I have come to the conclusion that the world of innovation is filled with unfulfilled potential. This problem is increasingly important because innovation is transforming how we work, live, communicate, and play. While it is easy to just dismiss the increasing rate of corporate failure as dynamic capitalism at work, much is lost when companies with strong teams, robust technologies, and powerful capabilities disintegrate.
While innovation is often cast in mystical terms, research clearly shows that it is a learned skill that can be mastered and managed. Decades of academic research and work by leading-edge practitioners highlight the path to success.
It starts with a common understanding of what innovation is. I define it as “something different that has impact”. Innovation doesn’t live in labs. Something different can be a new way to market, distribute, or organise an internal process. Innovation isn’t an Ivory Tower activity either. No impact means no innovation.

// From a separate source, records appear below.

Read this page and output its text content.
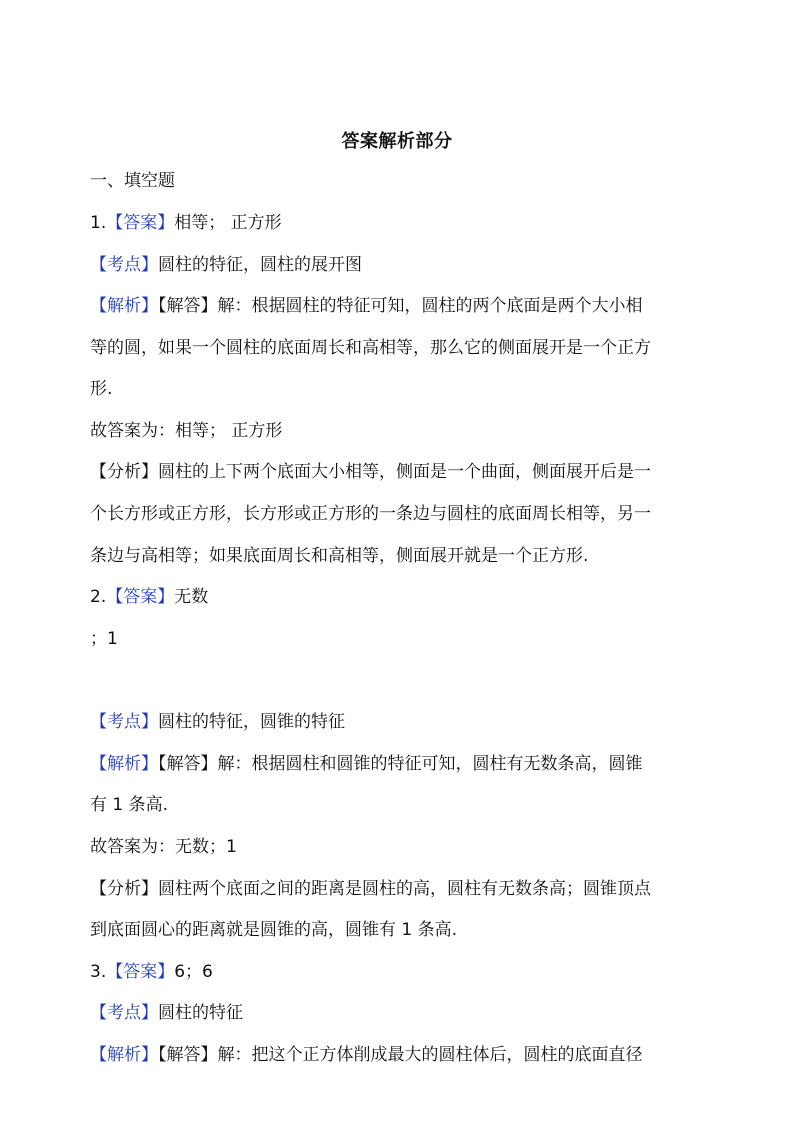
答案解析部分
一、填空题
1.【答案】相等； 正方形
【考点】圆柱的特征，圆柱的展开图
【解析】【解答】解：根据圆柱的特征可知，圆柱的两个底面是两个大小相
等的圆，如果一个圆柱的底面周长和高相等，那么它的侧面展开是一个正方
形.
故答案为：相等； 正方形
【分析】圆柱的上下两个底面大小相等，侧面是一个曲面，侧面展开后是一
个长方形或正方形，长方形或正方形的一条边与圆柱的底面周长相等，另一
条边与高相等；如果底面周长和高相等，侧面展开就是一个正方形.
2.【答案】无数
；1
【考点】圆柱的特征，圆锥的特征
【解析】【解答】解：根据圆柱和圆锥的特征可知，圆柱有无数条高，圆锥
有 1 条高.
故答案为：无数；1
【分析】圆柱两个底面之间的距离是圆柱的高，圆柱有无数条高；圆锥顶点
到底面圆心的距离就是圆锥的高，圆锥有 1 条高.
3.【答案】6；6
【考点】圆柱的特征
【解析】【解答】解：把这个正方体削成最大的圆柱体后，圆柱的底面直径
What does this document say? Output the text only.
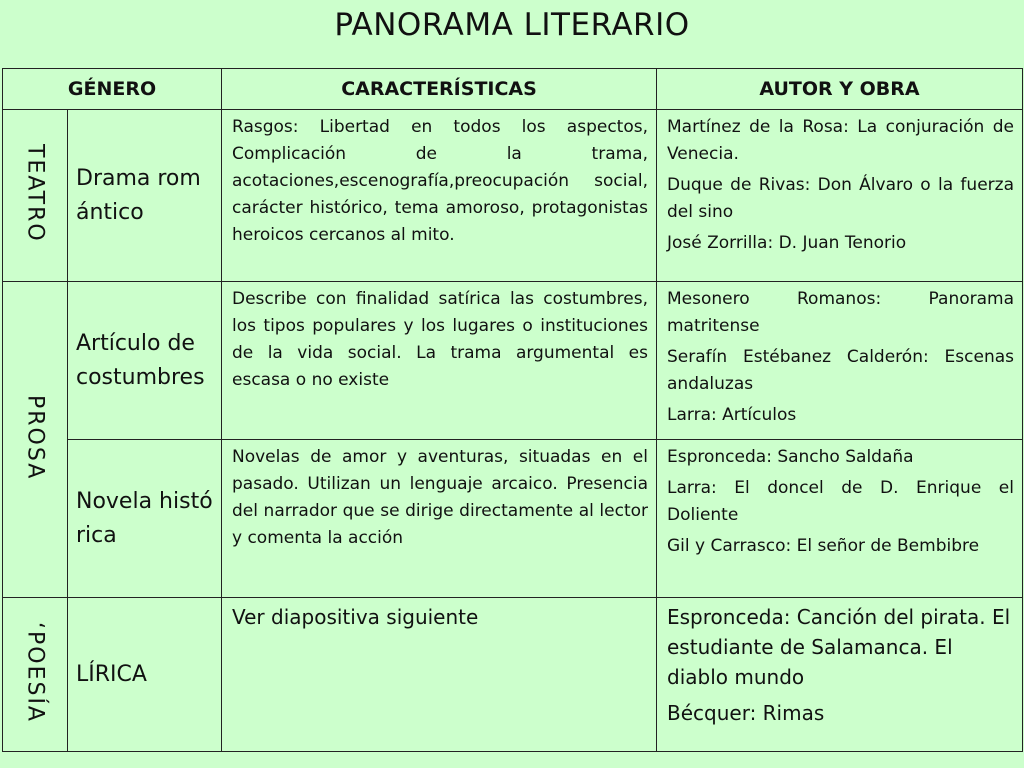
PANORAMA LITERARIO
GÉNERO		CARACTERÍSTICAS	AUTOR Y OBRA
TEATRO	Drama romántico	Rasgos: Libertad en todos los aspectos, Complicación de la trama, acotaciones,escenografía,preocupación social, carácter histórico, tema amoroso, protagonistas heroicos cercanos al mito.	Martínez de la Rosa: La conjuración de Venecia.

Duque de Rivas: Don Álvaro o la fuerza del sino

José Zorrilla: D. Juan Tenorio

PROSA	Artículo de costumbres	Describe con finalidad satírica las costumbres, los tipos populares y los lugares o instituciones de la vida social. La trama argumental es escasa o no existe	Mesonero Romanos: Panorama matritense

Serafín Estébanez Calderón: Escenas andaluzas

Larra: Artículos

	Novela histórica	Novelas de amor y aventuras, situadas en el pasado. Utilizan un lenguaje arcaico. Presencia del narrador que se dirige directamente al lector y comenta la acción	Espronceda: Sancho Saldaña

Larra: El doncel de D. Enrique el Doliente

Gil y Carrasco: El señor de Bembibre

‘POESÍA	LÍRICA	Ver diapositiva siguiente	Espronceda: Canción del pirata. El estudiante de Salamanca. El diablo mundo

Bécquer: Rimas
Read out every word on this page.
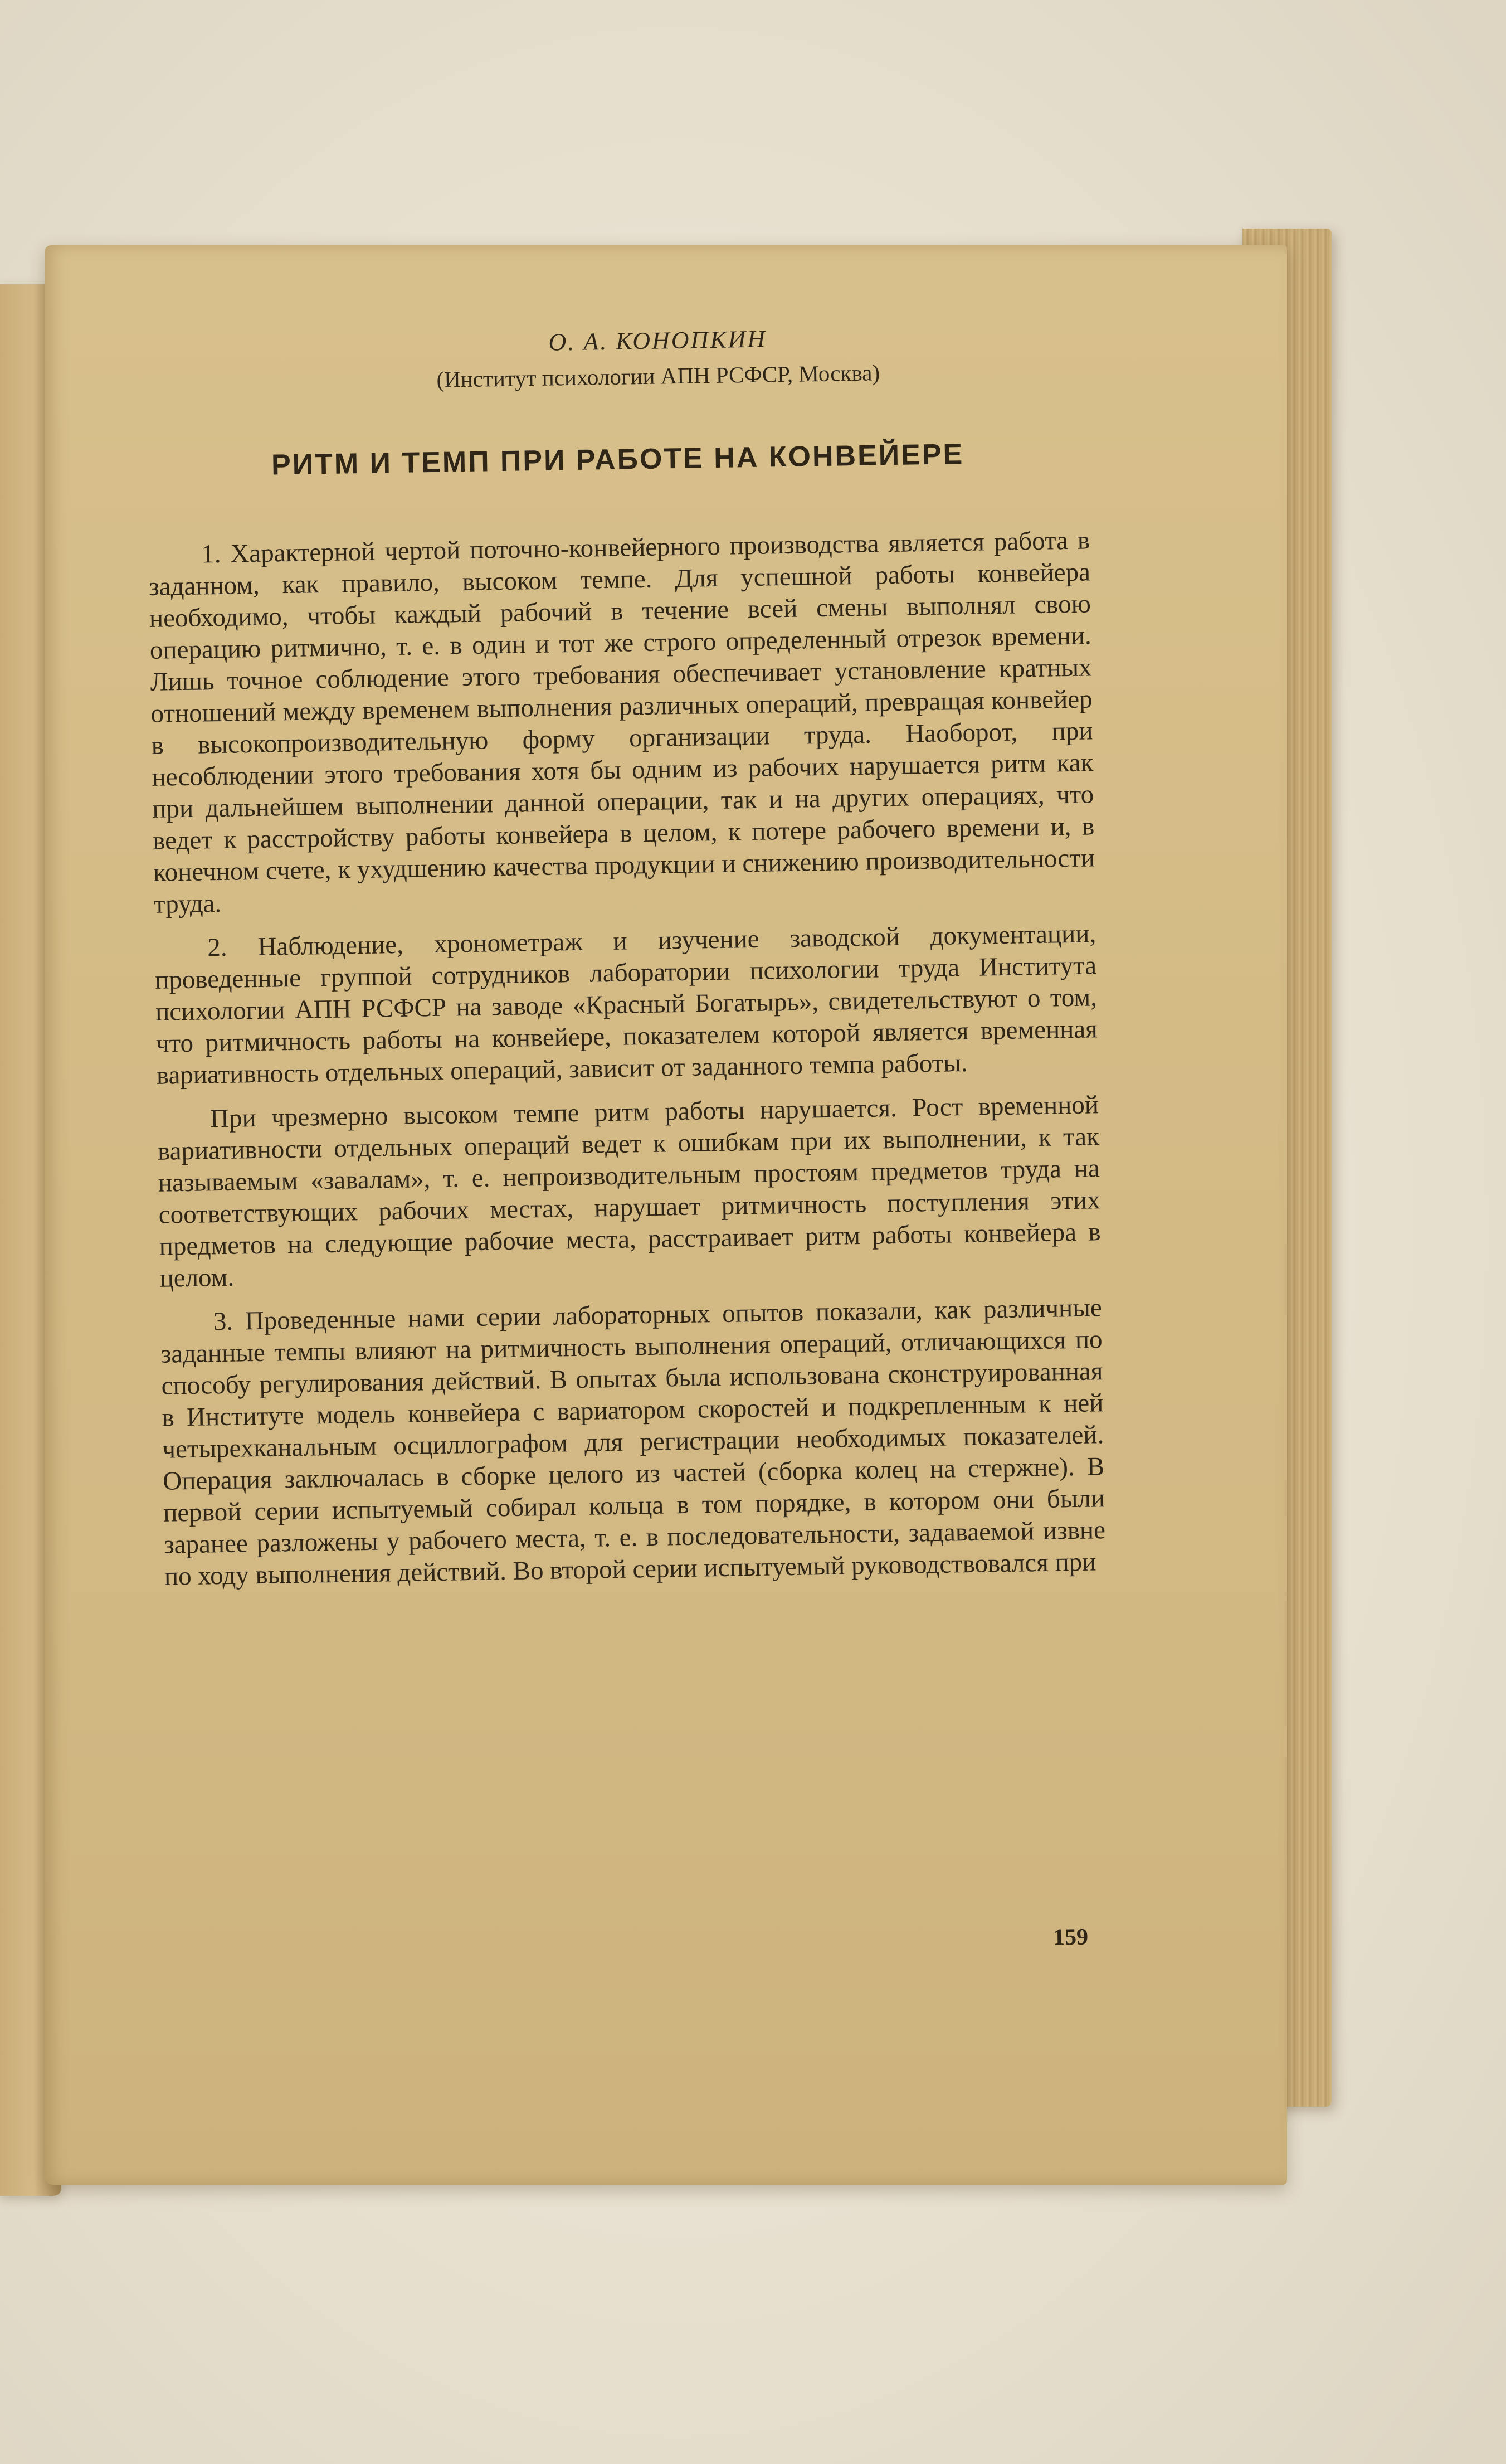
О. А. КОНОПКИН
(Институт психологии АПН РСФСР, Москва)
РИТМ И ТЕМП ПРИ РАБОТЕ НА КОНВЕЙЕРЕ

1. Характерной чертой поточно-конвейерного производства является работа в заданном, как правило, высоком темпе. Для успешной работы конвейера необходимо, чтобы каждый рабочий в течение всей смены выполнял свою операцию ритмично, т. е. в один и тот же строго определенный отрезок времени. Лишь точное соблюдение этого требования обеспечивает установление кратных отношений между временем выполнения различных операций, превращая конвейер в высокопроизводительную форму организации труда. Наоборот, при несоблюдении этого требования хотя бы одним из рабочих нарушается ритм как при дальнейшем выполнении данной операции, так и на других операциях, что ведет к расстройству работы конвейера в целом, к потере рабочего времени и, в конечном счете, к ухудшению качества продукции и снижению производительности труда.

2. Наблюдение, хронометраж и изучение заводской документации, проведенные группой сотрудников лаборатории психологии труда Института психологии АПН РСФСР на заводе «Красный Богатырь», свидетельствуют о том, что ритмичность работы на конвейере, показателем которой является временная вариативность отдельных операций, зависит от заданного темпа работы.

При чрезмерно высоком темпе ритм работы нарушается. Рост временной вариативности отдельных операций ведет к ошибкам при их выполнении, к так называемым «завалам», т. е. непроизводительным простоям предметов труда на соответствующих рабочих местах, нарушает ритмичность поступления этих предметов на следующие рабочие места, расстраивает ритм работы конвейера в целом.

3. Проведенные нами серии лабораторных опытов показали, как различные заданные темпы влияют на ритмичность выполнения операций, отличающихся по способу регулирования действий. В опытах была использована сконструированная в Институте модель конвейера с вариатором скоростей и подкрепленным к ней четырехканальным осциллографом для регистрации необходимых показателей. Операция заключалась в сборке целого из частей (сборка колец на стержне). В первой серии испытуемый собирал кольца в том порядке, в котором они были заранее разложены у рабочего места, т. е. в последовательности, задаваемой извне по ходу выполнения действий. Во второй серии испытуемый руководствовался при

159
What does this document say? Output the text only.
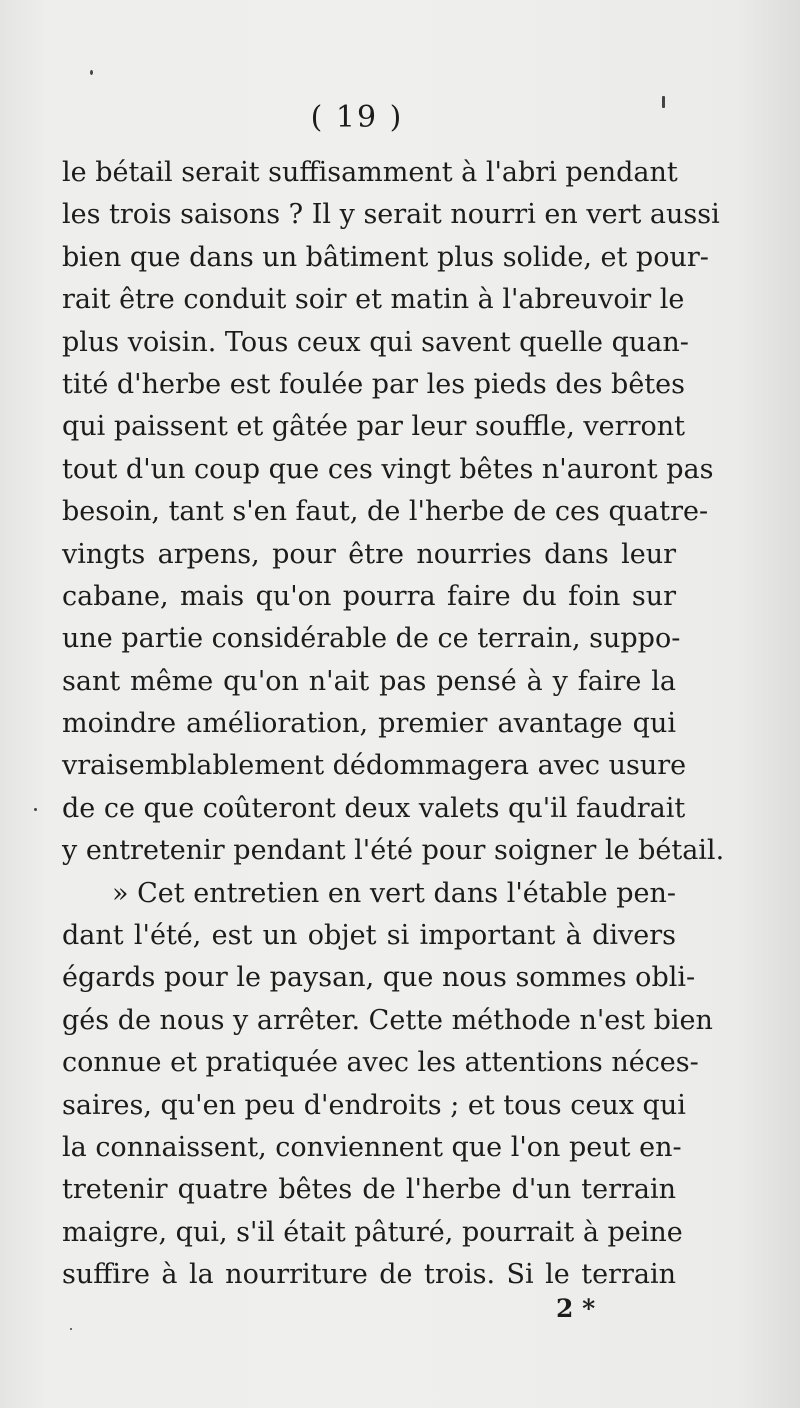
( 19 )
le bétail serait suffisamment à l'abri pendant
les trois saisons ? Il y serait nourri en vert aussi
bien que dans un bâtiment plus solide, et pour-
rait être conduit soir et matin à l'abreuvoir le
plus voisin. Tous ceux qui savent quelle quan-
tité d'herbe est foulée par les pieds des bêtes
qui paissent et gâtée par leur souffle, verront
tout d'un coup que ces vingt bêtes n'auront pas
besoin, tant s'en faut, de l'herbe de ces quatre-
vingts arpens, pour être nourries dans leur
cabane, mais qu'on pourra faire du foin sur
une partie considérable de ce terrain, suppo-
sant même qu'on n'ait pas pensé à y faire la
moindre amélioration, premier avantage qui
vraisemblablement dédommagera avec usure
de ce que coûteront deux valets qu'il faudrait
y entretenir pendant l'été pour soigner le bétail.
» Cet entretien en vert dans l'étable pen-
dant l'été, est un objet si important à divers
égards pour le paysan, que nous sommes obli-
gés de nous y arrêter. Cette méthode n'est bien
connue et pratiquée avec les attentions néces-
saires, qu'en peu d'endroits ; et tous ceux qui
la connaissent, conviennent que l'on peut en-
tretenir quatre bêtes de l'herbe d'un terrain
maigre, qui, s'il était pâturé, pourrait à peine
suffire à la nourriture de trois. Si le terrain
2 *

The most important word in my definition is the first one. You have to do something. As an analogy, consider my six-year-old son Charlie’s effort to learn how to ride his bike last year. We could have read countless books on the subject. We could have watched hours of YouTube videos. We could have discussed the theory of bike riding. But until Charlie got on his bike and did something, he knew nothing about riding a bike.
Today Charlie is a competent bike rider and, with practice, he could become a skilled one, just like how with practice anyone can become a proficient innovator. So enough reading, get on your bike and do it!